From: Mattias Andrée <maandree_AT_kth.se>
Date: Sat, 28 Mar 2020 00:32:24 +0100

On Fri, 27 Mar 2020 22:24:22 +0000
<sylvain.bertrand_AT_gmail.com> wrote:

> On Fri, Mar 27, 2020 at 10:24:52PM +0100, Laslo Hunhold wrote:
> > ... This will cover 99.5% of all cases...
>
> What do you mean? They managed to add in grapheme cluster definition some weird
> edge cases up to 0.5%??
>
> About string comparison: if I recall well, after utf-8 normalization (n11n), strings
> are supposed to be 100% perfect for comparison byte per byte.
>
> The more you know: utf-8 n11n got its way in linux filesystems support, and
> that quite recently. This will become a problem for terminal based
> applications. In near future gnu/linux distros, the filenames will become
> normalized using the "right way"(TM) n11n.
>
> This "right way"(TM) n11n (there are 2 n11ns) produces only non-pre-composed
> grapheme cluster of codepoints (but in the CJK realm, there are exceptions if I
> recall properly). AFAIK, all terminal based applications do expect
> "pre-composed" grapheme codepoint.

This sounds absolutely horrible. Non-pre-composed characters are not widely
well support and are often rendered terribly, some software (like the Linux VT)
cannot even rendering them.

Why is even the kernel getting into encoding issues?, that should be an
application issue, not a kernel issue. A kernel should only know bytes.

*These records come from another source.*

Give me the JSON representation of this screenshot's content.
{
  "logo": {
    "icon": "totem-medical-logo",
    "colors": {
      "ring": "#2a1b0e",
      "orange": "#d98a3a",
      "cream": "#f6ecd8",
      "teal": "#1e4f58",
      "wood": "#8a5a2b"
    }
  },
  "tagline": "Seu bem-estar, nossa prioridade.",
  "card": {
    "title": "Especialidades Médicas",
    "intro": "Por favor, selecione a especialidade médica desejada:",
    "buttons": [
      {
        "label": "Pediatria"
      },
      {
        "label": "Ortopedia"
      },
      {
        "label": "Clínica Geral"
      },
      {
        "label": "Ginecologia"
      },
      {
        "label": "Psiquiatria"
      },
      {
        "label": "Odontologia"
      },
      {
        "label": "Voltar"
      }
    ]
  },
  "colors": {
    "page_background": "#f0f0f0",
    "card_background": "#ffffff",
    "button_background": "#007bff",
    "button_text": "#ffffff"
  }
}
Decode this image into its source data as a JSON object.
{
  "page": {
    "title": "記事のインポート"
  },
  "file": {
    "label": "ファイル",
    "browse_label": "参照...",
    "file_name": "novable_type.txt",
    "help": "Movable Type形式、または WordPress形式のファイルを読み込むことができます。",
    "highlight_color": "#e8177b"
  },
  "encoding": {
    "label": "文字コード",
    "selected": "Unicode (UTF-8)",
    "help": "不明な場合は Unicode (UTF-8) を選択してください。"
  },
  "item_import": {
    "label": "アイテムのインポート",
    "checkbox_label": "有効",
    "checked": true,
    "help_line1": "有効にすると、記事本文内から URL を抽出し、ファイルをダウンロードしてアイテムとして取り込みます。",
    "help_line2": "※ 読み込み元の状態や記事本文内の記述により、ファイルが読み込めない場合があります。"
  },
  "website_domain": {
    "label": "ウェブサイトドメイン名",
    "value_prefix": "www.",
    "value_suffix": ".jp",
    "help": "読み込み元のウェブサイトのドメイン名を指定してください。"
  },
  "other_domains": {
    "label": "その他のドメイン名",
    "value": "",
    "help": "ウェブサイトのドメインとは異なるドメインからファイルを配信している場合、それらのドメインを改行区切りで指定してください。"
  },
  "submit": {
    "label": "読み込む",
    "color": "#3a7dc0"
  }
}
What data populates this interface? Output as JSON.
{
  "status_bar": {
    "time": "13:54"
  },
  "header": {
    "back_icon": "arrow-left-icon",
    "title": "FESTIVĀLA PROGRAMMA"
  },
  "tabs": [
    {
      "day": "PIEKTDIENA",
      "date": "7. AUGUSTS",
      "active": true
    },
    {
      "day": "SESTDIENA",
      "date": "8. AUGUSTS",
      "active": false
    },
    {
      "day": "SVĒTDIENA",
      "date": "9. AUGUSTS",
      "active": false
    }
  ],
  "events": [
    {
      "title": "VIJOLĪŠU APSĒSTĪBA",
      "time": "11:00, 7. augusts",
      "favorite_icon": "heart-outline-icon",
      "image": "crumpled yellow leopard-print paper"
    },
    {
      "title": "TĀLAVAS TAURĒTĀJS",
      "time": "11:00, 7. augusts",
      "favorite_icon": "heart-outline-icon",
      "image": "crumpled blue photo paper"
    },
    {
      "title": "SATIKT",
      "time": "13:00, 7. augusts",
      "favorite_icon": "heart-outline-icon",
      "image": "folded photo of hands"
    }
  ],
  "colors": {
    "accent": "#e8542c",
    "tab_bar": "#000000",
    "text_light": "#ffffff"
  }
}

Is it
really a security issue?

>
> For instance the french letter 'è' won't be 1 codepoint anymore, but 'e' + '`'
> (I don't recall the n11n order), namely a sequence of 2 codepoints.
>
> I am a bit scared because software like ncurses, lynx, links, vim, may use the
> abominations of software we discussed earlier to handle all this.